O Globo, n. 31526, 30/11/2019. País, p. 10
Bolsonaro defende boicote a anunciantes de jornal
Daniel Gullino
Suzana Correa
Após excluir o jornal “Folha de S.Paulo” de um edital para renovar as assinaturas de jornais e revistas da administração federal, o presidente Jair Bolsonaro afirmou ontem que não irá mais comprar produtos de empresas que anunciarem no veículo e recomendou que a população deixe de comprar os exemplares. As declarações foram criticadas por entidades de defesa da imprensa. —Eu não quero ler a “Folha” mais. E ponto final. E nenhum ministro meu. Recomendo a todos do Brasil que não comprem o jornal “Folha de S.Paulo”. Até eles aprenderem que tem uma passagem bíblica, a João 8:32. A imprensa tem a obrigação de publicar a verdade. Só isso. E os anunciantes que anunciam na “Folha” também. Qualquer anúncio que faz na “Folha” eu não compro aquele produto e ponto final —declarou Bolsonaro. Ontem, o subprocurador-geral junto ao Tribunal de Contas da União (TCU), Lucas Furtado, apresentou uma representação na qual pede que seja adotada medida cautelar para que o governo seja proibido de excluir o jornal do processo de licitação. No documento encaminhado ao presidente do TCU, ministro José Mucio, Furtado pede ainda que “alternativamente, suspenda o certame, até que o TCU apure o mérito da questão”.
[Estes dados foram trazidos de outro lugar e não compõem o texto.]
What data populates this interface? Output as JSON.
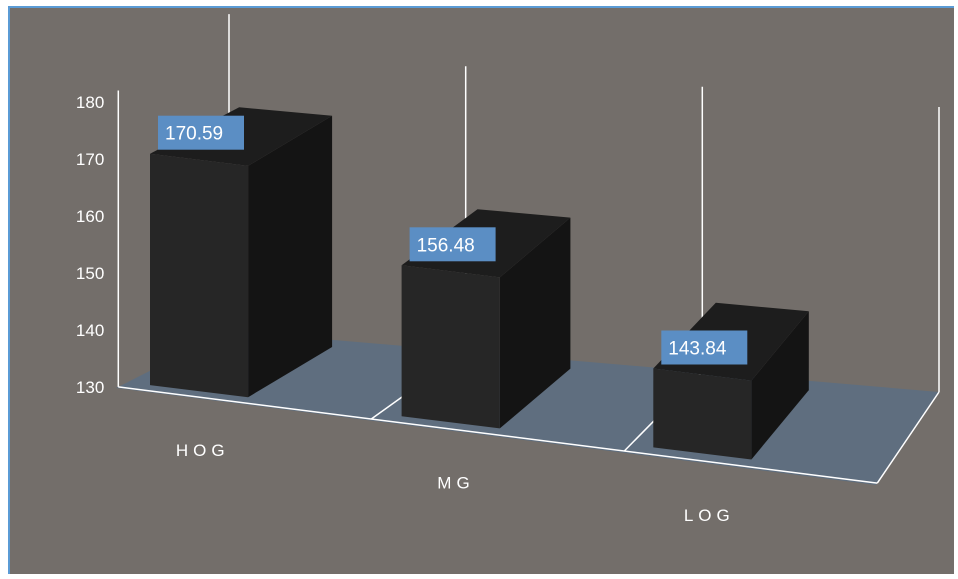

Divulgado na quinta-feira, o edital prevê gastos de R$ 194.393,64 para acesso digital de órgãos do governo a publicações como O GLOBO e “Estado de S.Paulo”. Segundo o subprocurador, a exclusão da “Folha de S. Paulo” desborda “dos estreitos limites da via discricionária do ato administrativo”, além de ofender os “princípios constitucionais da impessoalidade, isonomia, motivação e moralidade”. Para Furtado, a retirada do jornal não teria sido motivada por “interesses legítimos”, mas em “atendimento a comando arbitrário do presidente da República, que estaria contrariado com o teor das notícias sobre o governo federal publicadas”. Segundo Furtado, se for confirmada “perseguição política”, estará caracterizado ato de improbidade administrativa. O vice-presidente da Associação Brasileira de Imprensa (ABI), Cid Benjamin, disse, em nota, que a declaração de Bolsonaro demonstra falta de compromisso com a democracia e a liberdade de expressão. A ABI e a Associação Nacional de Jornais (ANJ) já haviam repudiado a decisão do presidente de não incluir o jornal na licitação do governo. “Depois de acenar com o corte da publicidade oficial em veículos que não rezem pela sua cartilha, agora (o presidente) fala em pressionar empresas privadas para que não anunciem em veículos cuja linha editorial não seja do seu gosto. Isso é coisa de aprendiz de ditador”, diz a ABI. A Associação Nacional de Jornais (ANJ) declarou que Bolsonaro “age de modo semelhante ao de Cristina Kirchner na Argentina, a quem tanto critica, e que desfechou durante seu governo uma campanha de boicote e perseguição ao jornal ‘Clarín’”. “A Presidência da República de uma nação democrática não pode se mover por impulsos, preferências ou favoritismos, mas sim pela impessoalidade que se espera do cargo”, diz o texto. Advogada da “Folha de S.Paulo, Thais Gasparian classificou o episódio como “mais um capítulo na escalada contra a imprensa”.